Türkiye Arabulucular ve Arabuluculuk Merkezleri (TURAMEP) Sözcüsü Dr. Umut Metin, bu bağlamda yaşanmış iki örneği milliyet.com.tr’ye aktardı.
İşçi ve İşveren Arasındaki Arabuluculuk
Bir işçi ve işveren arasında yaşanan uyuşmazlıkta, şirketin ekonomik zorlukları nedeniyle toplu işten çıkarmalara gidildi. Uzun yıllar boyunca aynı iş yerinde çalışan personelin tazminat yükü oldukça ağırdı. Şirket, tüm çalışanların tazminatını aynı anda ödemekte zorlandığı için arabuluculuk süreci başlatıldı.

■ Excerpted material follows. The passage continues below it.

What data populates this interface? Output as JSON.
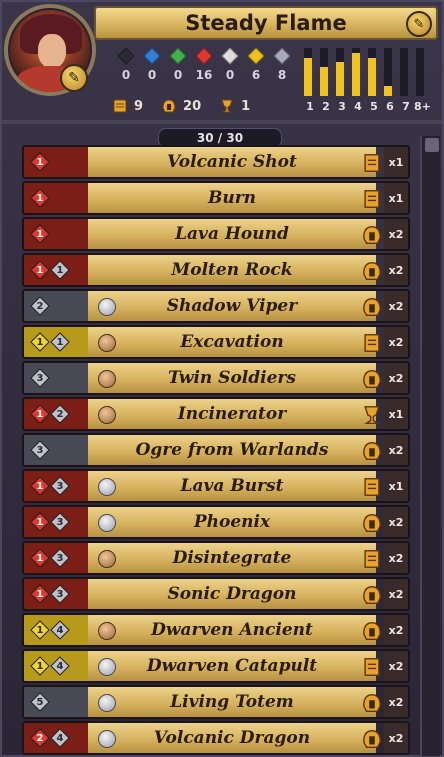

Arabuluculukta, çalışanların haklı alacakları konusunda mutabakata varıldı. Çalışanların alacakları tazminatın ilk etapta yüzde 25'i ödendi, kalan yüzde 75'lik kısım ise 3 eşit taksite bölündü.
Böylece çalışanların tazminatları güvence altına alınmış oldu. Üstelik, daha uzun süredir çalışan bazı işçilere tazminatları 10 eşit taksite bölünerek ödeme yapıldı.

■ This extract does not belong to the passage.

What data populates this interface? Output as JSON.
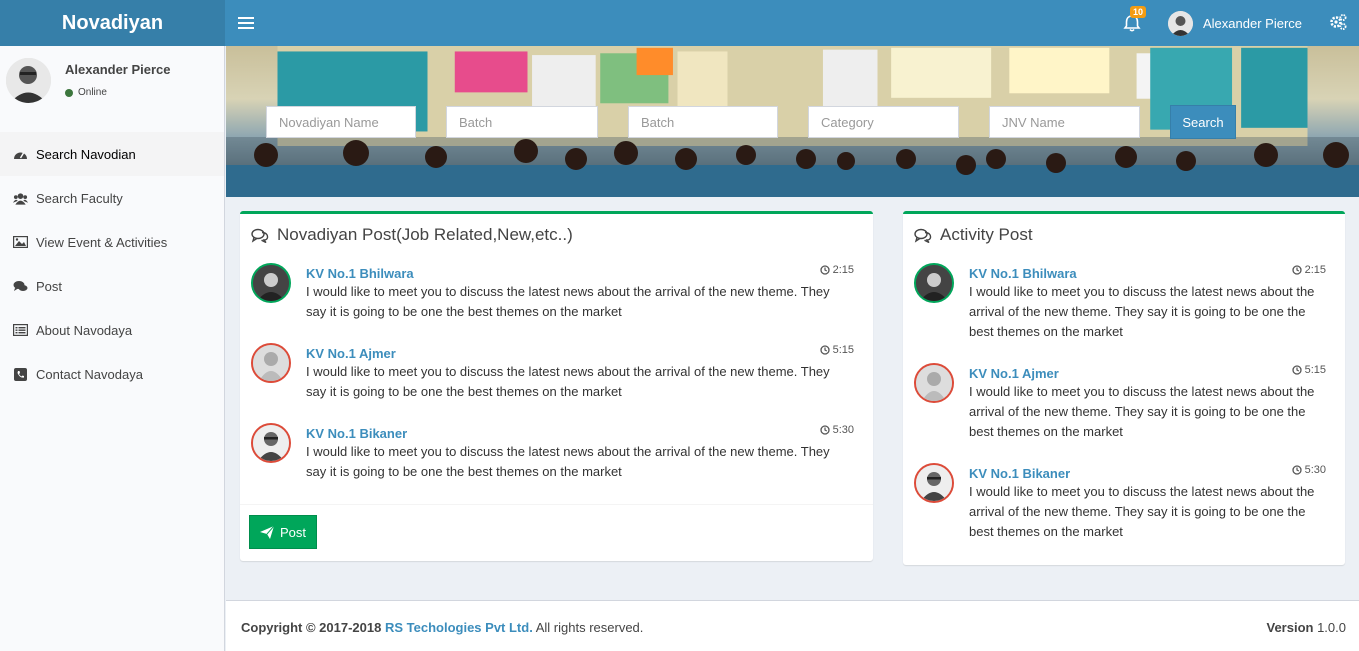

Kiracı ve Ev Sahibi Arasındaki Arabuluculuk
İkinci bir örnek, 1+1 eşyalarla birlikte kiralanan bir evde yaşandı. Kiracı, 4 yılın sonunda taşınmazdan ayrılma kararı aldı ve kira bedellerini düzenli olarak ödedi. Ancak ev sahibi, kiracının ayrılmasından sonra evin duvarlarına hasar verdiğini ve eşyalarını hor kullandığını iddia etti.

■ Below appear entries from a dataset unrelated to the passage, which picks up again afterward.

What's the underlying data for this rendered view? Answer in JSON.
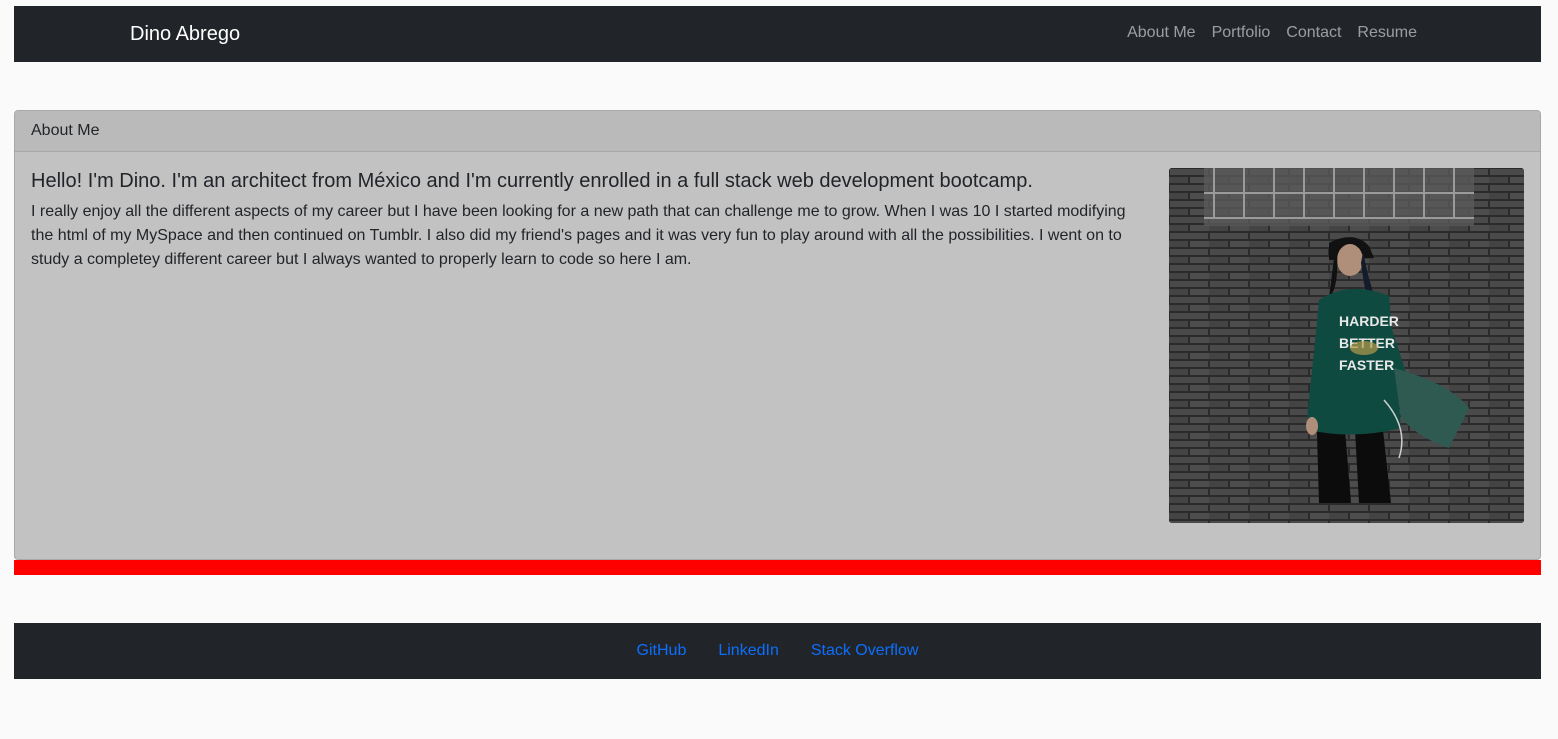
{
  "navbar": {
    "brand": "Dino Abrego",
    "links": [
      "About Me",
      "Portfolio",
      "Contact",
      "Resume"
    ]
  },
  "about": {
    "header": "About Me",
    "lead": "Hello! I'm Dino. I'm an architect from México and I'm currently enrolled in a full stack web development bootcamp.",
    "paragraph": "I really enjoy all the different aspects of my career but I have been looking for a new path that can challenge me to grow. When I was 10 I started modifying the html of my MySpace and then continued on Tumblr. I also did my friend's pages and it was very fun to play around with all the possibilities. I went on to study a completey different career but I always wanted to properly learn to code so here I am.",
    "photo_shirt_text": [
      "HARDER",
      "BETTER",
      "FASTER"
    ]
  },
  "footer": {
    "links": [
      "GitHub",
      "LinkedIn",
      "Stack Overflow"
    ]
  },
  "colors": {
    "navbar_bg": "#212529",
    "card_bg": "#c2c2c2",
    "accent_bar": "#ff0000",
    "link": "#0d6efd"
  }
}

Arabuluculuk sürecinde, kiracının daha önce verdiği depozito üzerinden hasar gören eşyaların yenilenmesi kararı alındı. Bu şekilde, kiracı ile ev sahibi arasındaki uyuşmazlık, arabulucu sayesinde çözülmüş oldu.
Arabuluculuk, işçi-işveren ve kiracı-ev sahibi ilişkilerinde etkili bir çözüm yöntemi olarak öne çıkmaktadır. Bu tür uyuşmazlıkların mahkeme yerine arabuluculuk ile çözüme kavuşması, tarafların zaman ve maliyet açısından önemli avantajlar elde etmesini sağlamaktadır.
Dr. Umut Metin'in aktardığı bu örnekler, arabuluculuğun işlevselliğini ve gerekliliğini bir kez daha gözler önüne sermektedir.